FORM AND CONTENT (Max. 200 words in total): 1. To which part of the work
does this paragraph belong? 2. Identify and describe briefly the characters
found and implied in the fragment; 3. Who is talking? Identify and explain its
function (1,75 marks).
It belongs to chapter 23 of Kate Chopin´s novel The Awakening. We can identify
three characters of the novel apart from the narrator: Doctor Mandelet, who is a
family doctor, friend of the Pontelliers and the Ratignolles. He is an old, wise
doctor who understands Edna´s needs and desires very well due to his
professional long experience. Despite the fact he understands her, he just
wants to live in calm aside other else´s lives. Arobin is a flirting young man
known for his relationship with married women who becomes Edna´s lover. The
Pontelliers refers to Leonce, Edna´s husband, a conventional businessman who
expects his wife to stick to social conventional rules, and Edna, a dissatisfied
housewife and mother, the main character, who starts to realize the real woman
she is becoming. Who is talking is the narrator who describes the story in third
person except when in direct speech with commas speaks the doctor, a wise
semi-retired physician always consulted by everyone in town who regrets
having accepted the invitation as he refuses to keep more secrets, he is not
involved in like knowing Edna is having an extra-marital affair which is
inappropriate for an upper-class woman in this society.

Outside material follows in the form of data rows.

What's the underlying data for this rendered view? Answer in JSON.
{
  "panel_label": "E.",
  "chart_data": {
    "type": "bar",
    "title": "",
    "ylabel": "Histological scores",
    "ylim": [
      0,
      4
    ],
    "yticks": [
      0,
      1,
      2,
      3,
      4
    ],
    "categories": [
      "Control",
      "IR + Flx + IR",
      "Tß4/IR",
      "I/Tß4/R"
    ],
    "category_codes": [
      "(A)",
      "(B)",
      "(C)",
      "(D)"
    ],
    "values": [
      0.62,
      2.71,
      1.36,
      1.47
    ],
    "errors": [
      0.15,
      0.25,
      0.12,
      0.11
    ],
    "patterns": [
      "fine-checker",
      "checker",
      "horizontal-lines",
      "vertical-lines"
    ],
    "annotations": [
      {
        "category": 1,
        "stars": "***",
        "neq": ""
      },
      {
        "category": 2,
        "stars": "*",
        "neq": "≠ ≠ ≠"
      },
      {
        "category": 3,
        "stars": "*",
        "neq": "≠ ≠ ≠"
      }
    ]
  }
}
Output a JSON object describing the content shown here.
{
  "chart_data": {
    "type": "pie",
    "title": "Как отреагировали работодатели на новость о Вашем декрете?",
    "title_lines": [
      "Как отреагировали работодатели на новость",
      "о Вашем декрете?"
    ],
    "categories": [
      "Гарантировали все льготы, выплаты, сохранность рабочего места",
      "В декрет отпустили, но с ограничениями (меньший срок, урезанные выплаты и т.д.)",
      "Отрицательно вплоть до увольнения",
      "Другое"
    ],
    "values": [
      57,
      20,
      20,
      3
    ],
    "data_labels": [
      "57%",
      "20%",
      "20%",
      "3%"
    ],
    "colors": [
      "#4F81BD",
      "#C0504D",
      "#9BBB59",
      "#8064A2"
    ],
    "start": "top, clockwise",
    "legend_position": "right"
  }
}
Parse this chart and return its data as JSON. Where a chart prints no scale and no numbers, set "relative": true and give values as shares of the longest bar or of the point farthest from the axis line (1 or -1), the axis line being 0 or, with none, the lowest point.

THEORY AND CRITICISM (Max. 200 words): What is the implication of the
“inner life” the fragment is referring to within the whole work? Explain it using a
feminist literary criticism lens (2,5 marks).
One of the most important revolutions of the times the novel was written (end of
19 century) was the gender roles in society by the first wave feminist movement
and the concept of the New Woman. Apart from the suffrage movement, it was
shown up a radical feminist in favor of a sexual liberation and professional
equality like men. It´s clearly seen through the novel this revolution by the
complex and changing emotions of Edna described in relation to her role of
Creole offspring of wife and mother and her desire to be an independent woman
who intends to break society´s rules by the influence of new feminist ideas. The
entire novel describes this intricate journey exploring her sensual and sexual
identity against the social approval especially of her husband. Edna Pontellier
represents the phenomenon of the liberated woman with ambitions and
autonomy. As Gilbert and Gubar say “while moralists, educators, and
physicians continued to explain to women why they should lead decorous,
selfless private lives as wives and mothers, a number of artists responded
angrily and triumphantly to the fact that many women no longer did so”
(1985:956). That was exactly what Kate Chopin showed in The Awakening.